I can't handle digital after analog light my fire


I am sure many of you are crossing the same bridge, after having several CDP and DAC's from diferent sources and tricks to make digital alive, this days as much music as I have on Cds I rarely play them, sometimes I have to push myself to do it cause i miss some good jazz and vocals but after 30 minutes i come back to analog, listening anything literally,
i am wondering if anyone experience the same?
and what it will come next for me....

regards and thank you.
128x128mountainsong

Showing 2 responses by johnnyb53

Wow, Elizabeth! My experience is very similar to yours.

After 20 years of exclusive digital listening, I bought a turntable in early 2007. I was so captivated by the difference that I listened to *no* digital music on my system for the next 8 months. Over time I made various upgrades to improve the LP playback, culminating in early 2011 with a Jolida JD9 phono stage and a JD5T line stage. That Jolida line stage uses a solid state (opamp) gain stage with tube buffering. At that point digital music still didn't compete.

In the meantime I changed my focus in digital music from CD player to iTunes on a MacBook. All rips are Apple Lossless and stored on a portable USB drive. Once the music was sourced from the external drive the music sounded less dynammic and involving. Even the iPod Classic playing the same files into my stereo sounded better. Then I got Audirvana Plus music playback software, and configuring it to buffer the music files in RAM and upsampling in multiples of two improved things quite a bit compared to upsampling everything to 24/96, which is the Apple default. But computer playback still wasn't in the league with LP.

Then a couple weeks ago an audiobuddy stopped by with a real tube line stage he wanted to sell. It even had a tube rectifier and a massive transformer. Price was right, especially for how good this sounded. It made my buffered linestage sound 2-dimensional and a little sparse. What really sold me, however, was how the computer-based music now sounded. It sounded liquid, organic, dynamic, and very musically involving. So buying that linestage was like giving me back a library of about 450 digital recordings that I'd had no inclination to listen to.

I haven't really played any CDs through the new line stage; my CD player is a 7-year-old Sony SACD/CD changer. But the MacBook-sourced music sounds killer. Plus, Audirvana can play back FLAC files, so I now have a few 24/96 files from HDTracks, and these are fully competitive with LP, though they trade away a little nuance for lower noise floor and a more sparkling (but no longer irritating) presentation.

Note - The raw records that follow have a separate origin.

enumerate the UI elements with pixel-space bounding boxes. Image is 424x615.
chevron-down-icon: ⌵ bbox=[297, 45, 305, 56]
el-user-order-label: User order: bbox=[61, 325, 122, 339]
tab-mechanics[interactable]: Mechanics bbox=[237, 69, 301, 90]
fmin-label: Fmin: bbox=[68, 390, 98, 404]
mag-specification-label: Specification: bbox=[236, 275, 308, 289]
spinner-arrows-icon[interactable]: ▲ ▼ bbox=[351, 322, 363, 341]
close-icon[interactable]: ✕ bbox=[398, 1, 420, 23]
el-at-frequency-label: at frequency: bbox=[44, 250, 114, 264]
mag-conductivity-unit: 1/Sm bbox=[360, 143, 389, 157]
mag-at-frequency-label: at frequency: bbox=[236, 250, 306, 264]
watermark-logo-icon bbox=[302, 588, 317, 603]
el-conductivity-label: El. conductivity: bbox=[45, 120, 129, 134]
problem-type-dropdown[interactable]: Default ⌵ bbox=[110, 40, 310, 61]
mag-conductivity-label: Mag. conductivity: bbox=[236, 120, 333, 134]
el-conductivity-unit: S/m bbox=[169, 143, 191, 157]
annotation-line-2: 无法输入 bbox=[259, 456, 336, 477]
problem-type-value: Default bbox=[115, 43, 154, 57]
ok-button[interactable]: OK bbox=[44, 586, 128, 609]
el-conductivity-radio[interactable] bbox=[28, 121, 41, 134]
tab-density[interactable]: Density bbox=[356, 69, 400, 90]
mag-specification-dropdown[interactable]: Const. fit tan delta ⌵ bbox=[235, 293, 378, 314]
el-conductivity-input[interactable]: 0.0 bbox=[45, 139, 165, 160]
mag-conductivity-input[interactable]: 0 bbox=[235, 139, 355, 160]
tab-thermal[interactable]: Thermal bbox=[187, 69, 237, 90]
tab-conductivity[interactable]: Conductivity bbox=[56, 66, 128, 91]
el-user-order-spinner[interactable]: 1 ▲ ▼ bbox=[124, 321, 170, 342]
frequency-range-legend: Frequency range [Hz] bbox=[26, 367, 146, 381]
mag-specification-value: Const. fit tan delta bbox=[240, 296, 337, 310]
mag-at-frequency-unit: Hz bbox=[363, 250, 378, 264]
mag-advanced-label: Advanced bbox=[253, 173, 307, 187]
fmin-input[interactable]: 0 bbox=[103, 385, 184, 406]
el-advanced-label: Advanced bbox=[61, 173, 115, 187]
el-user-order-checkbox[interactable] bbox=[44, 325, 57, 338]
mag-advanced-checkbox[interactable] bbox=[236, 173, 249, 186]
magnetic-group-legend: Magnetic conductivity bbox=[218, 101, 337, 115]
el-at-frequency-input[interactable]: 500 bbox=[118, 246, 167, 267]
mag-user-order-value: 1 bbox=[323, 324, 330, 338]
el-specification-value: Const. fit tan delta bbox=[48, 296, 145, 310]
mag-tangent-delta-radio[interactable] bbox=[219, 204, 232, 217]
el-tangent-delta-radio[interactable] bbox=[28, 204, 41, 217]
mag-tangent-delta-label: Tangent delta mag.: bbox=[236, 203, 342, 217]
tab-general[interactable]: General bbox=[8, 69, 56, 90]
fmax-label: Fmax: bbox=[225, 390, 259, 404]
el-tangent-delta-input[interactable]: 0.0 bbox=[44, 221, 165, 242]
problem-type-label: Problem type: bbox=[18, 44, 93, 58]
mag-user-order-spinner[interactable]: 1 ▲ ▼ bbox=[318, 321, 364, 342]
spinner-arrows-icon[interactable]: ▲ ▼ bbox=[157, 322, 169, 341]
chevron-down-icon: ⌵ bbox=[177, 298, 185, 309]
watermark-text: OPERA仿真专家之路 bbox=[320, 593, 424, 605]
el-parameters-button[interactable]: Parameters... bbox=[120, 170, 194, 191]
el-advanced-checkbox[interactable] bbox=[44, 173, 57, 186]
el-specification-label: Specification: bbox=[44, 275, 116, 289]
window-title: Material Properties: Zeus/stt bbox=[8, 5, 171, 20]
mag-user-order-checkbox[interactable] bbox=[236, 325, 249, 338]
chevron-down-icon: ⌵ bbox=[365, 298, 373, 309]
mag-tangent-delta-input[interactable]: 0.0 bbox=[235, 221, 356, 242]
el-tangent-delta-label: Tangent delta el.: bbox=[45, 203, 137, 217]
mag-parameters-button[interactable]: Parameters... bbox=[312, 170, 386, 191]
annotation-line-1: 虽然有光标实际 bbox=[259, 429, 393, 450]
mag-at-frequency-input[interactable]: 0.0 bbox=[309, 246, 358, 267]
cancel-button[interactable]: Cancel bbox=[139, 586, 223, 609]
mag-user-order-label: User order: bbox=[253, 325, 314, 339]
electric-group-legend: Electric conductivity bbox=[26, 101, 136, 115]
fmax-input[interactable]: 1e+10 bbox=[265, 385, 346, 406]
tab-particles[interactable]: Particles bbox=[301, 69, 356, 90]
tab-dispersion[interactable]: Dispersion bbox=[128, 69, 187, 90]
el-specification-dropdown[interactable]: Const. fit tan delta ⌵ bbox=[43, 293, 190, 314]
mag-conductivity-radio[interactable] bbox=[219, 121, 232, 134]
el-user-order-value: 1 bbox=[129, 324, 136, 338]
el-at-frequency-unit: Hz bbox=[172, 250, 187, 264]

Here's something else that's cool--Apple offers a remote control for MacBooks for $20. That's probably next on my list. I can leave the computer on the table while I operate it from the sweet spot.
I *have* heard a $1K CD/SACD player that was very impressive in sounding dynamic and natural--the Marantz SA8004. However, now that asynchronous USB DACs are available at every price point, I think the more cost-effective--and convenient--solution is to put together a laptop-based server with a 3rd-party software solution (e.g., Audirvana Plus, JRMC, Songbird, or Amarra) that:

o Adjusts the upsampling rate to the source sample rate

o Has "hog mode" to turn off unnecessary background processes

o Enables you to buffer the music file to RAM before decoding

Anybody remember the Genesis Digital Time Lens? That was an $1100 component that provided 512K RAM to buffer the digital data stream before reclocking it to the DAC. Today, for $50 Audirvana Plus enables you to buffer up to 7.9 GB in RAM, turn off the background processes, AND control the up sampling algorithm.

Even without an external DAC, these improvements are significant, and all of them bypass the jitter encoded in many CD pressings plus the jitter that comes from reading the CD. Add an asynchronous USB DAC and you can get high quality jitter-free decoding as well, not to mention all the music server convenience features hosted on a laptop.